In 1941, he became one of the founding members of the Georgian Academy of Sciences and was elected to its Presidium from 1950 to 1963. For his prolific work, he was awarded numerous Soviet and international prizes and titles. He authored a series of Georgian dictionaries and influential works on the structure and history of Caucasian languages.

Most of his fame, however, came through his criticism of Marr's speculative linguistic theory that had been adopted, for a while, as an official ideology by Soviet scholars. While most of Marr's opponents came under heavy pressure from the Soviet authorities, Chikobava benefited from his friendship with the First Secretary of the Georgian Central Committee, Kandid Charkviani, and continued his attacks against Marr's hypotheses. Finally, he sent his report to Joseph Stalin; he met Stalin personally in 1950. Soon, Stalin denounced Marr's theory in his famous Pravda article on linguistics (one ghostwriter was, most probably, Chikobava himself).

Chikobava died in Tbilisi at the age of 87. He was buried on the grounds of Tbilisi State University.

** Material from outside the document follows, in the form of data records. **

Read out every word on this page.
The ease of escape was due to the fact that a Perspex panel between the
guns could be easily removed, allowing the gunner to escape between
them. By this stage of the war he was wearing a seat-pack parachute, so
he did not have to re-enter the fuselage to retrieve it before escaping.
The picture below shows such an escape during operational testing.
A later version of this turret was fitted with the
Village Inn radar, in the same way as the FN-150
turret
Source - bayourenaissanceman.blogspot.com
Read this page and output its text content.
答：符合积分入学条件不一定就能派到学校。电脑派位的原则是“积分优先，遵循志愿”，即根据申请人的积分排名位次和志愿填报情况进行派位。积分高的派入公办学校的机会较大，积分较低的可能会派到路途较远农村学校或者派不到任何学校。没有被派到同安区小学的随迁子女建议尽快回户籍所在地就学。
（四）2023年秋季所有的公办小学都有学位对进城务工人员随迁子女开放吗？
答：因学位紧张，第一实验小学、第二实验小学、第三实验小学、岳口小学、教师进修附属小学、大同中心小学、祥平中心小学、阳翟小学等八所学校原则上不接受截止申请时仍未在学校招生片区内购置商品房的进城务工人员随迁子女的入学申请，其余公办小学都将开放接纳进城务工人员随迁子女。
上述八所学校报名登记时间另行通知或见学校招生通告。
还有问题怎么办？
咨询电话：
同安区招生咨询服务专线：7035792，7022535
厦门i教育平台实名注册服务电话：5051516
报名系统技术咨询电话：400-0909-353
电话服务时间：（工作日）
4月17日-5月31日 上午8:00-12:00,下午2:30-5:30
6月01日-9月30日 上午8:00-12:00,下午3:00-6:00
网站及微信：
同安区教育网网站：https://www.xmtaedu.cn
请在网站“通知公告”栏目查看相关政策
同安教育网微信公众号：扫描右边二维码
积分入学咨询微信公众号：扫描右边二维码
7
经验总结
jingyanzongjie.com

== Selected publications ==

- Проблема простого предложения в грузинском языке. 1928; 2-е изд. 1968. (The problem of the simple sentence in Georgian. (In Russian.) 1928, 2nd ed. 1968.
- Грамматический анализ чанского (лазского) диалекта с текстами. Тб., 1936. (Grammatical analysis of the Chan (Laz) dialect with texts. (In Russian.) Tbilisi 1936.)
- Чанско-мегрельско-грузинский словарь. 1938. (Laz-Mingrelian-Georgian Dictionary. (In Russian.) 1938.)
- Проблема эргативной конструкции в иберийско-кавказских языках. 1948. (The problem of the ergative construction in the Caucasian languages. (In Russian.) 1948.)
- Введение в языкознание. 2-е изд. М., 1953. Ч. 1. (Introduction to Linguistics. (In Russian.) Part I. 2nd ed., Moscow 1953.)
- Проблема языка как предмета языкознания. М., 1959. (The problem of language as subject of linguistics. (In Russian.) Moscow 1959.)
- (B соавт. с И. Церцвадзе.) Аварский язык. 1962. (With I. Cercvadze: The Avar Language. (In Russian.) 1962.)
- История изучения иберийско-кавказских языков. 1965. (History of Caucasian Linguistics. (In Russian.) 1965.)
- Проблемы родства иберийско-кавказских языков. Махачкала, 1965. (Problems of the origin of the Caucasian languages. (In Russian.) Makhachkala 1965.)
- Введение в иберийско-кавказское языкознание. 1979. (Introduction to Caucasian linguistics. (In Russian.) 1979.)